Not only couldn’t she stop thinking about him, but her thoughts…
Very troubling, indeed.
She’d had no business thinking about him kissing her. Vividly thinking about him kissing her. No business at all. She had to be out of her mind.
He was her boss. He was a workaholic over-achiever who didn’t even want a single mother working for him, let alone in any more personal role. And she had better not lose sight of it just because he was a fascinating man.
And he was that, she had to admit.
A fascinating man who also happened to be great-looking, more man than she’d ever met and a brilliant attorney—the kind she’d wanted to be herself before fate had stepped in and made that impossible.
Rand Colton was a fascinating man who also happened to be charming and suave and sophisticated, with a good sense of humor and an admirable strength in his convictions.
What are you, his biggest fan? she asked herself.
Maybe he should have hired her to do his public relations work instead of his secretarial work.
Oh, yeah, her thoughts were troubling, all right.
She’d just met him and here she was ticking off enough attributes to make him sound like Superman.
It just wouldn’t do.
But then none of the places her thoughts were leading her would do.
She had enough on her plate taking care of Max and trying to support them both, she reminded herself.
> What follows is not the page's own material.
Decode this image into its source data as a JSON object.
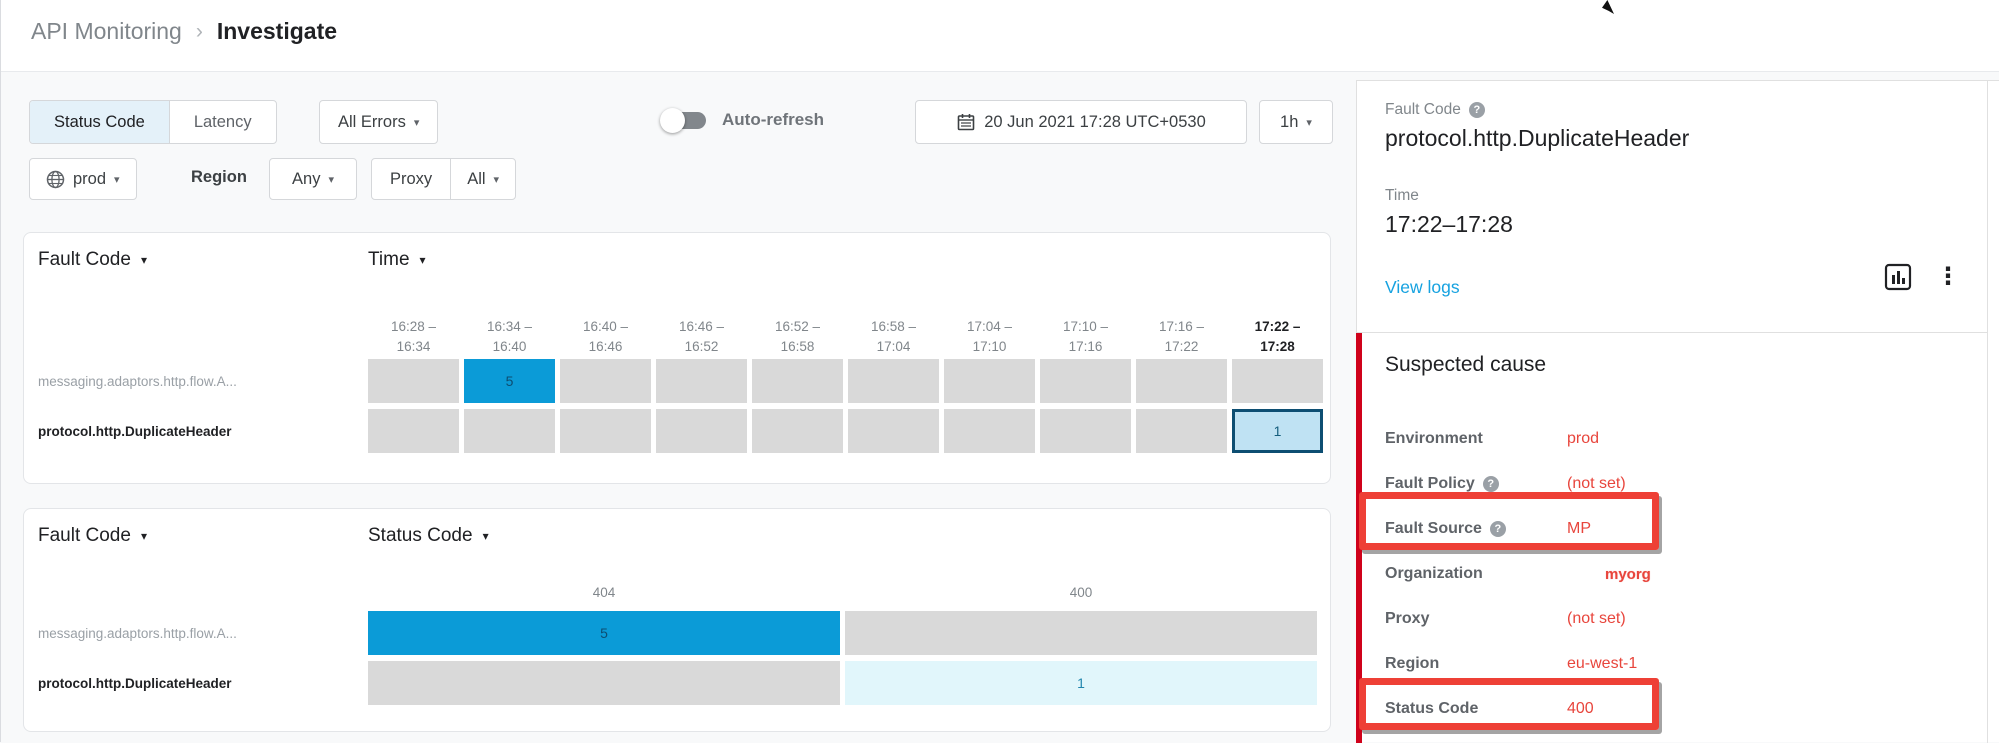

She didn’t have time for daydreams like she’d fallen into all weekend. Let alone time for a relationship or a romance—even if a relationship or a romance was what Rand Colton was offering.
And it wasn’t.
So why was she having such a hard time getting him off her mind when she knew better?
Maybe it was a result of deprivation. There was no denying that she was a young, vital woman who hadn’t had a date in almost five years. And not only that, she also spent most of her time in the company of a four-year-old. It wasn’t even unusual for her to go days without so much as speaking to another adult, especially since quitting her job at the Bar Association library a month ago to make this move to Washington.
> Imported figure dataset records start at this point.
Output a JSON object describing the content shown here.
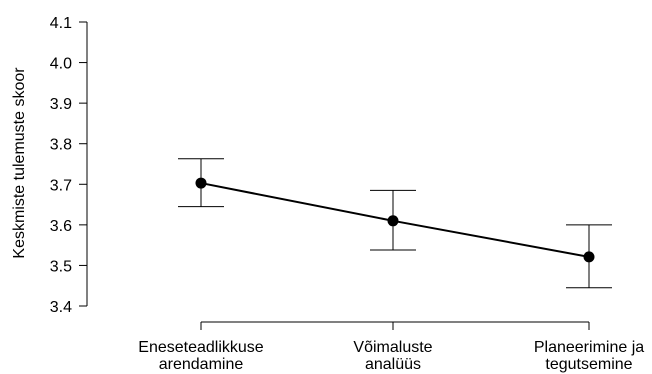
{
  "chart_data": {
    "type": "line",
    "title": "",
    "xlabel": "",
    "ylabel": "Keskmiste tulemuste skoor",
    "ylim": [
      3.4,
      4.1
    ],
    "yticks": [
      "3.4",
      "3.5",
      "3.6",
      "3.7",
      "3.8",
      "3.9",
      "4.0",
      "4.1"
    ],
    "categories": [
      [
        "Eneseteadlikkuse",
        "arendamine"
      ],
      [
        "Võimaluste",
        "analüüs"
      ],
      [
        "Planeerimine ja",
        "tegutsemine"
      ]
    ],
    "series": [
      {
        "values": [
          3.703,
          3.61,
          3.521
        ],
        "error_lower": [
          3.645,
          3.538,
          3.445
        ],
        "error_upper": [
          3.763,
          3.685,
          3.6
        ]
      }
    ],
    "grid": false,
    "legend": "none"
  }
}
So she could make an argument for having been deprived of contact with people her own age, along with being deprived of contact with a man.
Given that, it only made sense that a few hours out in the adult world with someone like Rand Colton would go to her head.
But that was all there was to it, she tried to convince herself. A rebound effect of social and interpersonal deprivation.
And when the man she was out in the adult world with was a man like Rand Colton—a man impossible for any woman not to find attractive—of course she was attracted. Of course her mind was doing some natural wandering. Some natural wondering. Some fantasizing.
But fantasizing was harmless enough, she reasoned. As long as she didn’t act on any of it.
And as long as he didn’t know what was going on.
Or did he?
She hoped not. But she had escaped her own kissing ruminations to find him smiling that smile at her, as if he’d been able to read her every thought like closed-captioning at the bottom of a television screen.
No, that was just silly. He could have had any number of things on his mind to cause that smile.
Still, he’d been looking at her, studying her, which meant the smile might have been an indication that he liked what he saw.
Now that was a dangerous possibility, Lucy realized, annoyed with her once-again-wandering thoughts.
Worse than being attracted to him was the idea that he might have been attracted to her.
She didn’t need that.
Oh sure, it would be a nice boost to her ego. But look what the last boost to her ego had gotten her— Max and raising him alone.
Only this time she wouldn’t be able to say she hadn’t been warned about what the man was all about. Rand Colton had made himself perfectly clear. No kids. Period.
“So stop thinking about him,” she whispered to herself in the pre-dawn darkness of her bedroom as if the spoken word would have more impact.